Talvez, talvez, talvez...

A uma mulher, uma espera, uma esperança)

Este sábado, dia 27, poderia ser menos chato, luminoso até, mesmo com esta chuva que não pára, própria do inverno chuvoso dos trópicos amazonenses। Mas a pauta furou, como dizem os jornalistas, e as coisas acontecidas fizeram água no meu navio, imaginado um Titanic antes do naufrágio.Quem nunca teve um dia assim?

Talvez se eu fosse mais perspicaz diante dos problemas do mundo, com os negócios, o amor e a saúde - como alardeia a Madame Valda, mestre do tarô, nos postes da cidade de Manaus - não estaria aqui, na Choparia São Marcos, sozinho, enchendo a cara de vodca e masturbando
elocubrações intimistas impublicáveis.

Talvez se eu seguisse os sábios conselhos de minha mãe, andar com gente mais bem situada - "meu filho, com esses trajes você não vai conseguir nada na vida", me dizia, bondosamente। Tão sábia que, semi-alfabetizada, topava discussão até com deputado। "É preciso aprender a fazer política", decretou, e o então deputado Sá Teles, grande educador baiano: "Talvez não seja o caso de aprendizagem..." Se eu tivesse bebido mais em sua sabedoria, estaria trilhando outros caminhos e certamente desfrutando outras paragens।

Talvez se eu tivesse construído uma próspera família tradicional, como sonhava minha mãe, estaria agora nas festas de Natal e Ano Novo ocupado na compra de presentes para os netos e, portanto, não estaria aqui, conversando comigo mesmo, em viagem por terras estranhas, com sede de viver vidas novas neste resto mocidade.

Talvez se o acaso me tivesse empurrado a uma carreira mais promissora – auditor fiscal ou executivo de banco estatal ou do Pólo Petroquímico -, provavelmente eu teria coisas mais rentáveis a cuidar e não dedicaria tanto tempo às mesas de botecos (mas meu irmão Stimison, missionário do bem e consertador de tortos imitando Don Quixote, me garante que não há acaso).

Talvez se eu fosse corintiano, estaria nesta época enlevado diante da perspectiva da estréia do Fenômeno, o craque fenomenal, enojado daquela piadinha manjada da "contratação de peso" e, então, teria o espírito tomado por ilusões mais prazerosas (trata-se apenas de marqueting?) e não me quedaria aqui choramingando soluços solitários.

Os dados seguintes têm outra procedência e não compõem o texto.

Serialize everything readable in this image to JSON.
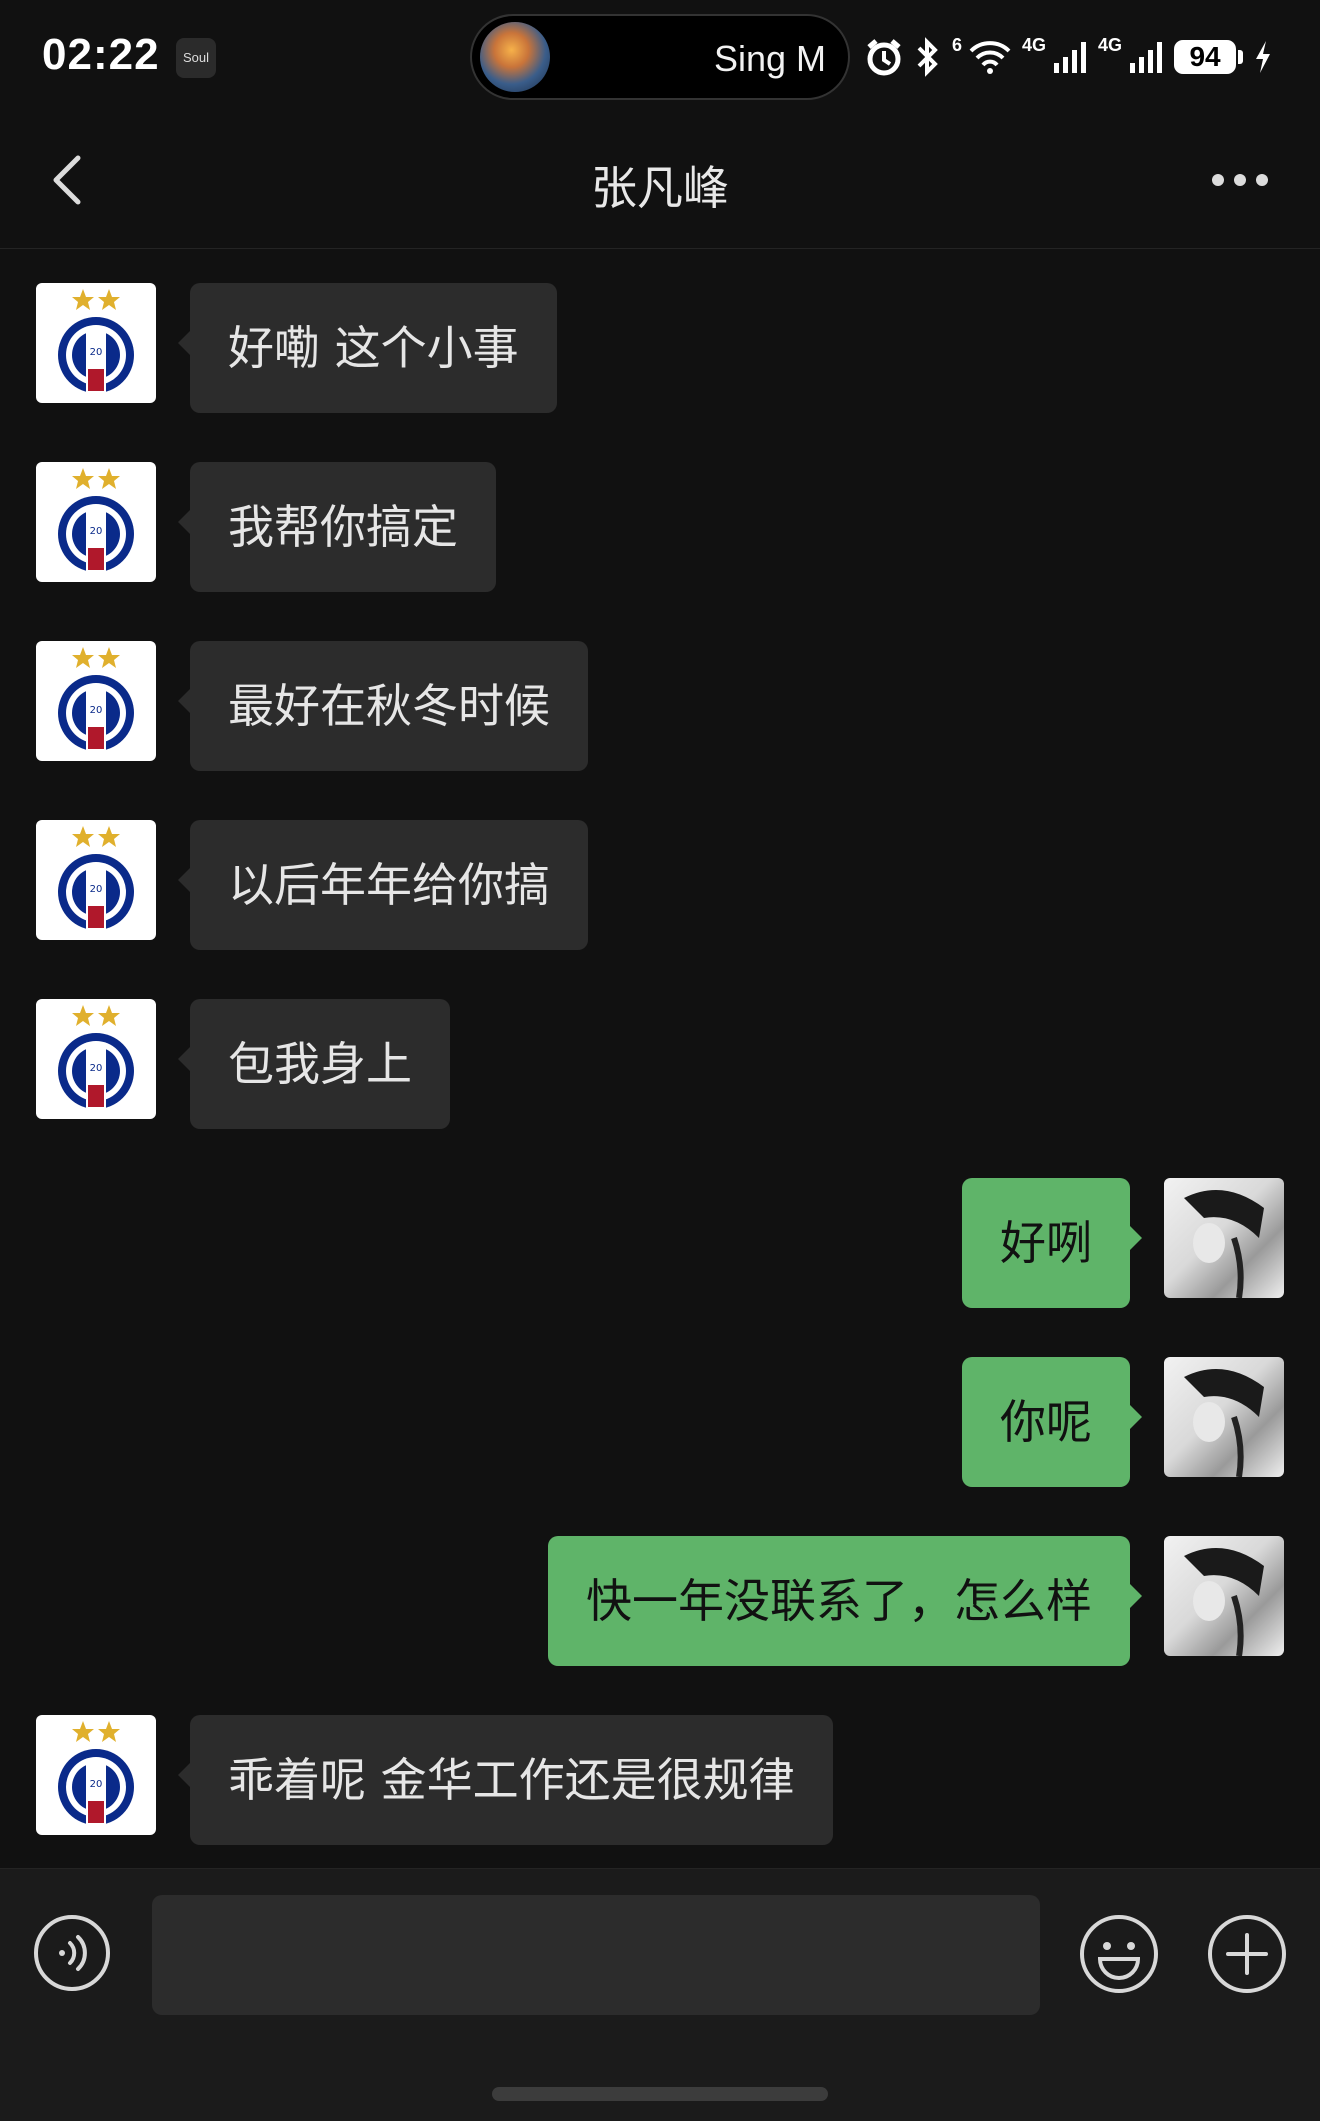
{
  "status_bar": {
    "time": "02:22",
    "app_badge": "Soul",
    "media_title": "Sing M",
    "network_1": "6",
    "network_2": "4G",
    "network_3": "4G",
    "battery": "94",
    "icons": [
      "alarm-icon",
      "bluetooth-icon",
      "wifi-icon",
      "signal-icon",
      "signal-icon",
      "battery-icon",
      "charging-icon"
    ]
  },
  "nav": {
    "title": "张凡峰",
    "back_icon": "chevron-left-icon",
    "more_icon": "more-dots-icon"
  },
  "messages": [
    {
      "from": "contact",
      "text": "好嘞 这个小事"
    },
    {
      "from": "contact",
      "text": "我帮你搞定"
    },
    {
      "from": "contact",
      "text": "最好在秋冬时候"
    },
    {
      "from": "contact",
      "text": "以后年年给你搞"
    },
    {
      "from": "contact",
      "text": "包我身上"
    },
    {
      "from": "me",
      "text": "好咧"
    },
    {
      "from": "me",
      "text": "你呢"
    },
    {
      "from": "me",
      "text": "快一年没联系了，怎么样"
    },
    {
      "from": "contact",
      "text": "乖着呢 金华工作还是很规律"
    }
  ],
  "input": {
    "value": "",
    "placeholder": ""
  },
  "colors": {
    "background": "#111111",
    "incoming_bubble": "#2c2c2c",
    "outgoing_bubble": "#5fb469"
  }
}
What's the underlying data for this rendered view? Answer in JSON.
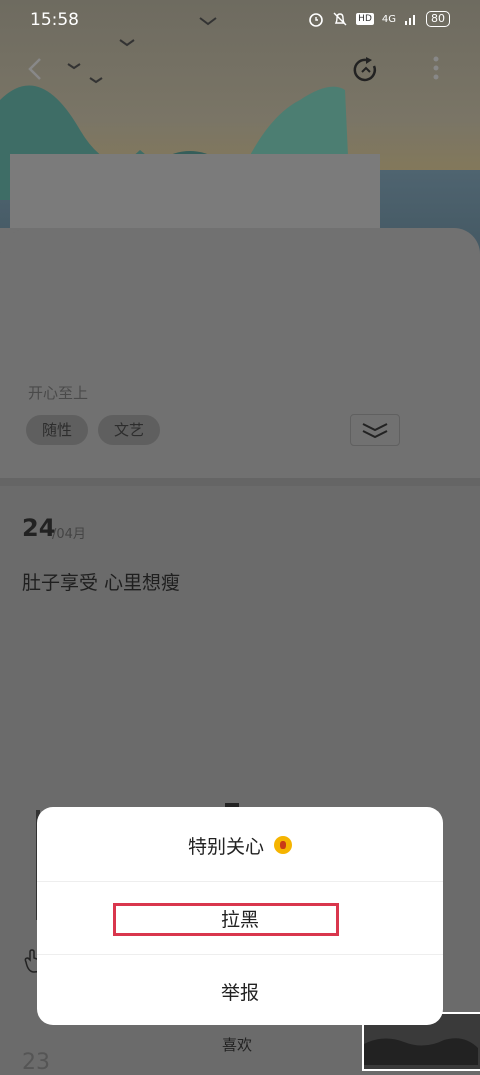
{
  "status_bar": {
    "time": "15:58",
    "network": "4G",
    "hd": "HD",
    "battery": "80"
  },
  "profile": {
    "bio": "开心至上",
    "tags": [
      "随性",
      "文艺"
    ]
  },
  "post": {
    "day": "24",
    "month_suffix": "/04月",
    "text": "肚子享受 心里想瘦"
  },
  "bottom": {
    "like_label": "喜欢",
    "partial_count": "23"
  },
  "action_sheet": {
    "items": [
      {
        "label": "特别关心",
        "icon": "crown-emoji-icon"
      },
      {
        "label": "拉黑"
      },
      {
        "label": "举报"
      }
    ],
    "highlight_color": "#d9364d"
  }
}
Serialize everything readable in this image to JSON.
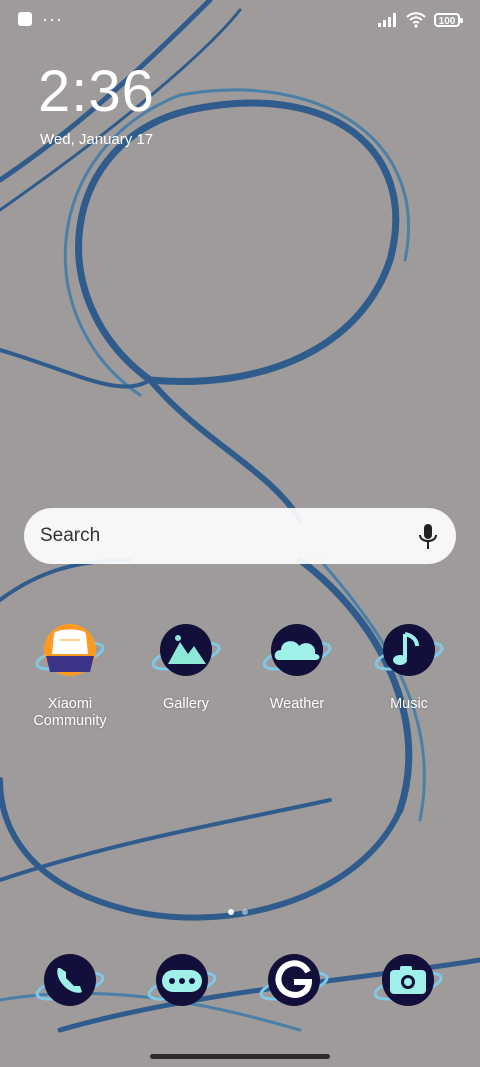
{
  "status": {
    "battery": "100"
  },
  "clock": {
    "time": "2:36",
    "date": "Wed, January 17"
  },
  "search": {
    "placeholder": "Search"
  },
  "apps": [
    {
      "label": "Xiaomi\nCommunity",
      "icon": "xiaomi-community-icon"
    },
    {
      "label": "Gallery",
      "icon": "gallery-icon"
    },
    {
      "label": "Weather",
      "icon": "weather-icon"
    },
    {
      "label": "Music",
      "icon": "music-icon"
    }
  ],
  "dock": [
    {
      "icon": "phone-icon"
    },
    {
      "icon": "messages-icon"
    },
    {
      "icon": "google-icon"
    },
    {
      "icon": "camera-icon"
    }
  ],
  "page_indicator": {
    "count": 2,
    "active": 1
  },
  "colors": {
    "wallpaper": "#9e9b9a",
    "icon_bg": "#12103a",
    "accent": "#7fe0e0"
  }
}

Talvez se eu acompanhasse melhor as maldades de Flora e a via crucis de Donatela ou as vicissitudes do "peãozinho de merda" no afã de redimir sua capação através da ponta da azagaia, na fantasia do Pantanal mato-grossense, não me sobraria energia para exacerbações existenciais que podem escorregar facilmente para a melancolia.

Talvez se os encontros prevalecessem mais na vida, em detrimento dos desencontros, como gostaria o poeta Vinicius, seguramente eu não estaria aqui sozinho, numa mesa do meu bar predileto no centro de Manaus, tomando a saideira e comendo um PF। Estaríamos curtindo um sábado radioso, apesar do céu cor de chumbo।

Talvez, talvez, talvez... Tenho que me safar desta, embora me tenha nascido um precipício insondável. E não sou nenhum Indiana Jones. É uma merda!

Comentários

Anônimo disse…
Estás perdiendo el tiempo
pensando, pensando
por lo que mas tu quieras
hasta cuando, hasta cuando

Y así pasan los días
y yo, desesperando
y tu, tu contestando
quizás, quizás, quizás



Companheiro, desconhecia esta tua veia poética e confesso que gostei muito, mas muito mesmo do que li.

Felizmente você não seguiu a maioria dos conselhos que te deram e o resultado foi este grande amigo que temos (imitando chumbinho e mandando ir pra porra).

Quanto a ter ficado sozinho... Volta logo companheiro!
Anônimo disse…
Caro amigo, passado "as festas" de final de ano, é que fui ler o teu desabafo - é o periodo mais melancólico que existe no calendário - e as boas lembranças. Será que não está melhor assim, livre e sem compromisso com as formalidades e obrigações do que é imposto, pela sociedade consumista e individualista?
Um grande abraço, saudades!
Jadson disse…
Edelson, companheiro de antigas batalhas, e Ernandes, companheiro de safra mais recente, prazer imenso tê-los compartilhando esses momentos de melancolia nesta terra tropical. Apesar dos pesares, vamos em frente, hasta la victoria, siempre!